Allowing the Tour de France to go ahead as scheduled despite the COVID-19 pandemic would be "madness" and a "crime against humanity", former French sports minister David Douillet has said.
The outbreak has decimated the global sporting calendar and the Tour de France - which takes place in June and July - is one of the last major global sporting events that has not yet been cancelled or postponed.
French Sports Minister Roxana Maracineanu said on Twitter last month that it was too soon to decide if the Tour should be cancelled but that if the race did go ahead it might be held without roadside spectators to minimise the risk of infection.
Douillet, a double Olympic Judo champion who served as sports minister under former President Nicolas Sarkozy from 2011 to 2012, said the risks involved in staging the Tour outweighed the financial implications of postponing or cancelling it.
"God knows I am a fan of the Tour de France, I never miss a stage every summer," he told France TV.
"If we have enough means to ensure that all the players in the Tour and the public can be tested and are all negative, then why not, but that's not very likely, so it can't happen.

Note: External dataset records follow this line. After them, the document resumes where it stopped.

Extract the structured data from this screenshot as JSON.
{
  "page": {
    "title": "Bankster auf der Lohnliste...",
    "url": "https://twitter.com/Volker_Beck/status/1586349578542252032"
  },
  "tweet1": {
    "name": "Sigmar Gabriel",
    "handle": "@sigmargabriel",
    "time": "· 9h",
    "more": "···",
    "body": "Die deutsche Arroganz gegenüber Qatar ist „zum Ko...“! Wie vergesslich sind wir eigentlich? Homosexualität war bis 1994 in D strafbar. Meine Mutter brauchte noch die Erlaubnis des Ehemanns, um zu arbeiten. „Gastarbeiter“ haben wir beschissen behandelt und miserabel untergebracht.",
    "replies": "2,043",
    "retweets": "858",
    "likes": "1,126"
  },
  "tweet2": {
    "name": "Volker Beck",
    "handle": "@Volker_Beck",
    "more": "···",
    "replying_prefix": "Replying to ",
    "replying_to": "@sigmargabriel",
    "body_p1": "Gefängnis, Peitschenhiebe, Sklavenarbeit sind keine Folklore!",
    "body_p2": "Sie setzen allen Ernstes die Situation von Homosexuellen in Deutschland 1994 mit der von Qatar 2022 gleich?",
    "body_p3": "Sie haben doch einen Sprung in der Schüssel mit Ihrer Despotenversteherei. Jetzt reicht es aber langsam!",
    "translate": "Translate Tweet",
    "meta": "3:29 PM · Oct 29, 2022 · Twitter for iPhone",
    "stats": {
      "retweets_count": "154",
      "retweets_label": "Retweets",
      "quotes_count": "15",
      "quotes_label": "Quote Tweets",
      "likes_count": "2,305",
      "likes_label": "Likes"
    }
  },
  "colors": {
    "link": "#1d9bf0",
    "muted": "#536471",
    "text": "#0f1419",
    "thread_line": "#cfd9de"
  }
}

"There is no vaccine, nothing, and people are dying."
Douillet compared the Tour not being postponed to France holding mayoral elections last month despite the government imposing stringent restrictions on public life to curb the spread of the coronavirus.
"I was furious to see that the local elections went ahead," he added. "I'm not scared of saying that it's a crime against humanity. For me, organising the Tour in these conditions is at the same level. It's madness."
This year's Tour is scheduled to start on June 27 in the Mediterranean city of Nice and is due to finish in Paris on July 19.
The world governing body's president David Lappartient said earlier this year it would be a "disaster" for cycling if the Tour was cancelled, with huge fears over how a sport reliant on sponsor exposure for its funding could cope with the loss of its biggest shop window.
Cycling is unusually reliant on sponsors, who typically account for between 80-95 per cent of a team's annual budget. As those partners begin to feel the pinch of the economic slowdown caused by the virus, their ability to underwrite inactive cycling teams is in doubt.